Ah. Plausible but assumes that what works for simple current tasks will also work for comprehension. Note that both the question and the respond options will need to be spoken, especially to test listening comprehension without requiring (or allowing) reading of the choices.

JackMostow commented 6 years ago

@judithodili - Questions/suggestions for your quick experiment, with apologies for any that are obvious:

  1. Text: Which story or stories to test?

  2. Modality: HEAR, because so few students have reached READ -- true?

  3. When: right after a kid encounters the test story in RoboTutor, but selected by the tester.

  4. Question types: There are various types of comprehension questions, and guides for writing them: a. Answer is explicitly stated in one sentence in the story, e.g. "Who ate the cheese?" b. Answer combines information explicit in 2 or more sentences in the story, e.g. "Who ate what?" c. Answer requires inference of information implicit in the story, e.g. "Why was the cat surprised?" d. Answer requires grasping the main idea of the story, e.g. "What is this story about?" e. Answer requires value judgment, e.g. "Who was your favorite character?" or "What did you like best about this story, and why?"
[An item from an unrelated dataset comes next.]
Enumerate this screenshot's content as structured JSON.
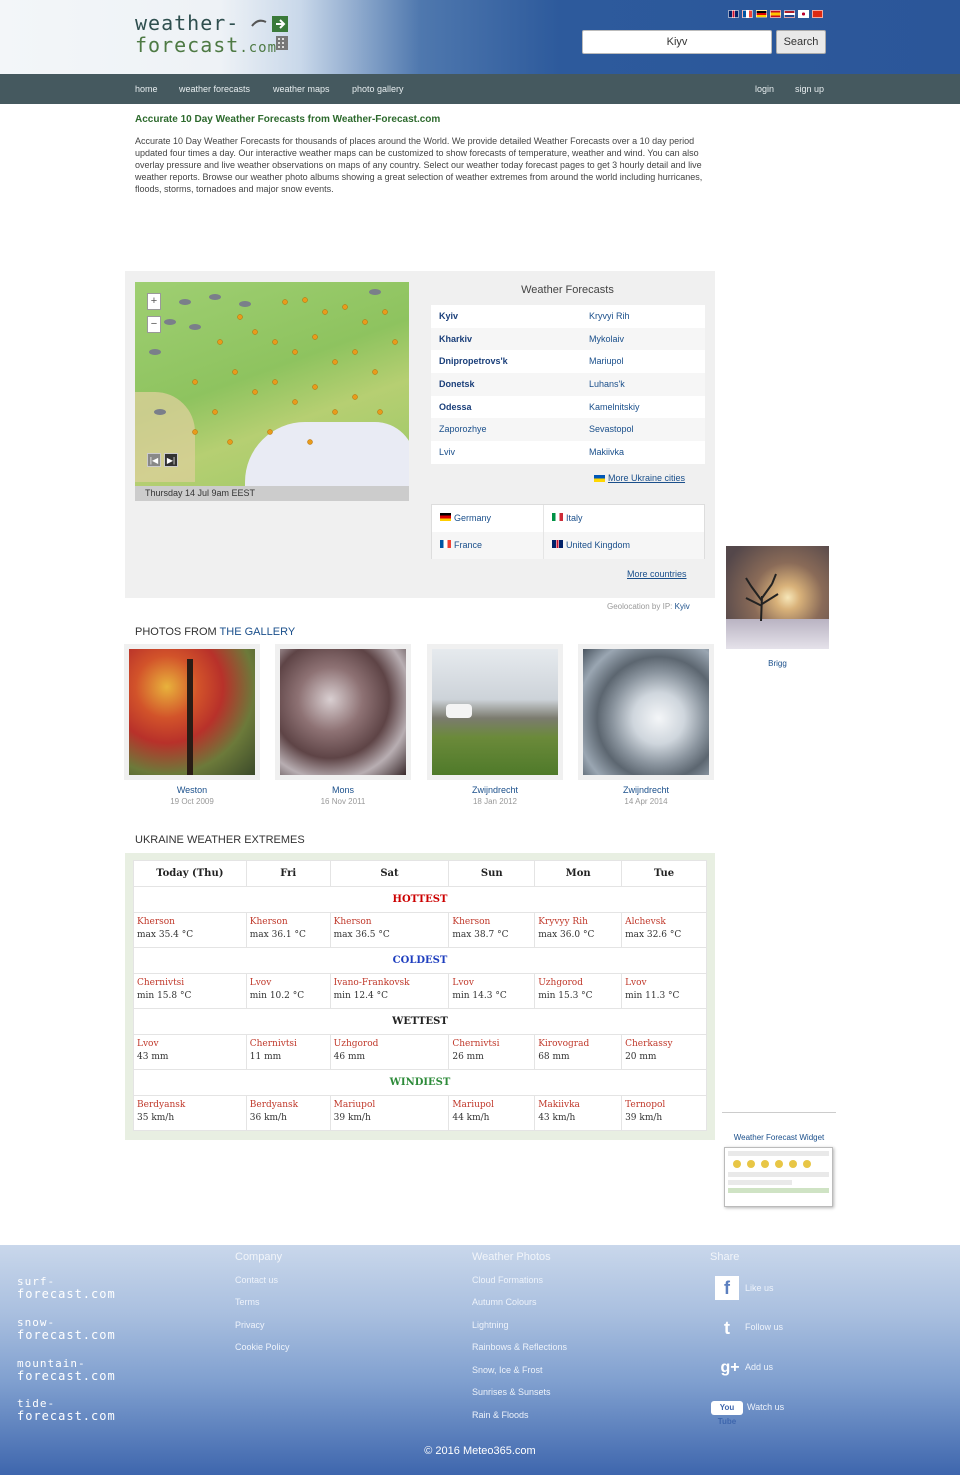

  5. Existing resources: The QUESTIONS tab of Swahili translations has some generic questions and choices narrated by Leonora. Ulani uses just the questions themselves, but you could turn them into multiple choice questions by providing text-specific choices or a subset of the listed generic choices.

  6. Purpose: What do we want to learn from this quick test? a. Do kids understand the task? b. Can they do it? c. What else?